Numerical Study of Universal Conductance Fluctuation in Three-dimensional Topological Semimetals

TL;DR

This study investigates the universal conductance fluctuation in three-dimensional topological semimetals, combining theoretical predictions with numerical simulations to reveal behaviors in different semimetal types and their dependence on Fermi surface shape.

Contribution

It introduces a method to predict UCF in topological semimetals using energy level statistics and confirms predictions with numerical simulations, highlighting non-universal behavior in nodal line semimetals.

Findings

Theoretical predictions match numerical results for Dirac/Weyl semimetals.
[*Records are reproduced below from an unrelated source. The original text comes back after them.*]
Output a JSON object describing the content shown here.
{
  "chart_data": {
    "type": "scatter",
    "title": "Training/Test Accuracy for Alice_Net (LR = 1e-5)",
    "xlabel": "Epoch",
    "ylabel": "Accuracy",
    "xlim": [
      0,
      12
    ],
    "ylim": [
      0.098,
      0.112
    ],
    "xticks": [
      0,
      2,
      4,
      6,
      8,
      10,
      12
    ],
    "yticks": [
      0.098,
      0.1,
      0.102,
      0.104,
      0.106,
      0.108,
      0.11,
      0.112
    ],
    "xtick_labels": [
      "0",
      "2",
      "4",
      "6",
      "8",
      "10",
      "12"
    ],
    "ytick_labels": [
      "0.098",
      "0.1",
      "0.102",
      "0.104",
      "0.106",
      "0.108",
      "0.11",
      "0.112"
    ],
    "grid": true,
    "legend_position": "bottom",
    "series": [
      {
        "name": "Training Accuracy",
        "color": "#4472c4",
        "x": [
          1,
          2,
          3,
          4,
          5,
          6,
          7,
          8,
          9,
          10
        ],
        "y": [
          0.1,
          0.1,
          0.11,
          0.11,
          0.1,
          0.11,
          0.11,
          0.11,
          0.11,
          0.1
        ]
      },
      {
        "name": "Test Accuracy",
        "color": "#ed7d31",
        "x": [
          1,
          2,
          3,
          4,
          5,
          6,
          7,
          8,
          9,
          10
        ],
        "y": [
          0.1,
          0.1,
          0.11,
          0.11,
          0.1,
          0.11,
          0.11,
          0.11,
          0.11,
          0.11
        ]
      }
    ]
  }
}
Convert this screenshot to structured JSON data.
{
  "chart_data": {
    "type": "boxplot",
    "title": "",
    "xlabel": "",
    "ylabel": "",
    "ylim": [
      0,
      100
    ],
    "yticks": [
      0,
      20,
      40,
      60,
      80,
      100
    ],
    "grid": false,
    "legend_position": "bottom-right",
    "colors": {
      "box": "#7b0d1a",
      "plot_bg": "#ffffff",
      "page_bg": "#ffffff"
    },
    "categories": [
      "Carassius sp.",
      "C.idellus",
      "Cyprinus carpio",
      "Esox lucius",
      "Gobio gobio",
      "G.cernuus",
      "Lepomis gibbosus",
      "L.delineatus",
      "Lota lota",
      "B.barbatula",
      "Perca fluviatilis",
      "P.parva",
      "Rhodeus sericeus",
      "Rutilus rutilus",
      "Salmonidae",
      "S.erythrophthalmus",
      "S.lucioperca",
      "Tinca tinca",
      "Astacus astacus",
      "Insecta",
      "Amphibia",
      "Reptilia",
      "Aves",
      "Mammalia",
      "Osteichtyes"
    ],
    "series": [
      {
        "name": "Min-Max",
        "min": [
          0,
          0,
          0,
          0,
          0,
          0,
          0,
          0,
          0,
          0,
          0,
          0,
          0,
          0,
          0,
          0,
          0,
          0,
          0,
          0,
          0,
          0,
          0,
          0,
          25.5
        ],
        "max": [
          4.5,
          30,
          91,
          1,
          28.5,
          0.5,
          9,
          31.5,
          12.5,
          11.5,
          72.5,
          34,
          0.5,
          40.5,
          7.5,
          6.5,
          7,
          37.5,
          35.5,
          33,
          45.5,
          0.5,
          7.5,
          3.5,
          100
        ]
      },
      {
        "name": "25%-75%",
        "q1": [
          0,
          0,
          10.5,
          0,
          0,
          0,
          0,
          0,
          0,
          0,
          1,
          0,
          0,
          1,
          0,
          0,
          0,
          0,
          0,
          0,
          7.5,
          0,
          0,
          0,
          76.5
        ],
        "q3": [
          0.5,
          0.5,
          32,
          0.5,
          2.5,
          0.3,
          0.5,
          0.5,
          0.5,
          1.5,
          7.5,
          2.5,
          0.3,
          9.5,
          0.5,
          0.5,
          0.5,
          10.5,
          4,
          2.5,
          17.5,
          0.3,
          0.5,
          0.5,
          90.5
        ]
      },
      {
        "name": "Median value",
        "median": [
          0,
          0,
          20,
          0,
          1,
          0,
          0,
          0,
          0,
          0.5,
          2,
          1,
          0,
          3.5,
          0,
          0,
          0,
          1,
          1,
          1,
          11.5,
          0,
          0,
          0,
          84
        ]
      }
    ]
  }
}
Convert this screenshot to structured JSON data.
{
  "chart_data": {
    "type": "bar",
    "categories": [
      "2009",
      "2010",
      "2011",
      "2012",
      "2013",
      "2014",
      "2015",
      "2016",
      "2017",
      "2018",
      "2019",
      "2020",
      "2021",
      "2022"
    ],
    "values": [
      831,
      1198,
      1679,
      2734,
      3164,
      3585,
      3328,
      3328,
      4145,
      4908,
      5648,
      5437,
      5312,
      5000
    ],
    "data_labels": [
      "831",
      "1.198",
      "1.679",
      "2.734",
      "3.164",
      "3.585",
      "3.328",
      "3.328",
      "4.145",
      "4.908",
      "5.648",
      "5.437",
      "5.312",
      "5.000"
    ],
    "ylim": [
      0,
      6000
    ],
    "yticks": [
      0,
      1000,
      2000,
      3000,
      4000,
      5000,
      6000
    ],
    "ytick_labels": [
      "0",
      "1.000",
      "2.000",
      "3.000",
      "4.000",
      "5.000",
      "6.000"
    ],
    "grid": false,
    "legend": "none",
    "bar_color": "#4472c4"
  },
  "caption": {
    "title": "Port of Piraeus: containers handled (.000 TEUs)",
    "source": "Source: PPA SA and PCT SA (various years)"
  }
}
Conductance fluctuation amplitude varies with SOC strength in nodal line semimetals.

Fermi surface shape influences conductance fluctuation behavior.

Abstract

We study the conductance fluctuation in topological semimetals. Through statistic distribution of energy levels of topological semimetals, we determine the dominant parameters of universal conductance fluctuation (UCF), i.e., the number of uncorrelated bands $k$, the level degeneracy $s$, and the symmetry parameter $\beta$. These parameters allow us to predict the zero-temperature intrinsic UCF of topological semimetals by the Altshuler-Lee-Stone theory. Then, we obtain numerically the conductance fluctuations for topological semimetals of quasi-1D geometry. We find that for Dirac/Weyl semimetals, the theoretical prediction coincides with the numerical results. However, a non-universal conductance fluctuation behavior is found for topological nodal line semimetals, i.e., the conductance fluctuation amplitude increases with the enlargement of SOC strength. We find that such unexpected parameter-dependent phenomena of conductance fluctuation are related to Fermi surface shape of 3D topological semimetals. These results will help us to understand the existing and future experimental results of UCF in 3D topological semimetals.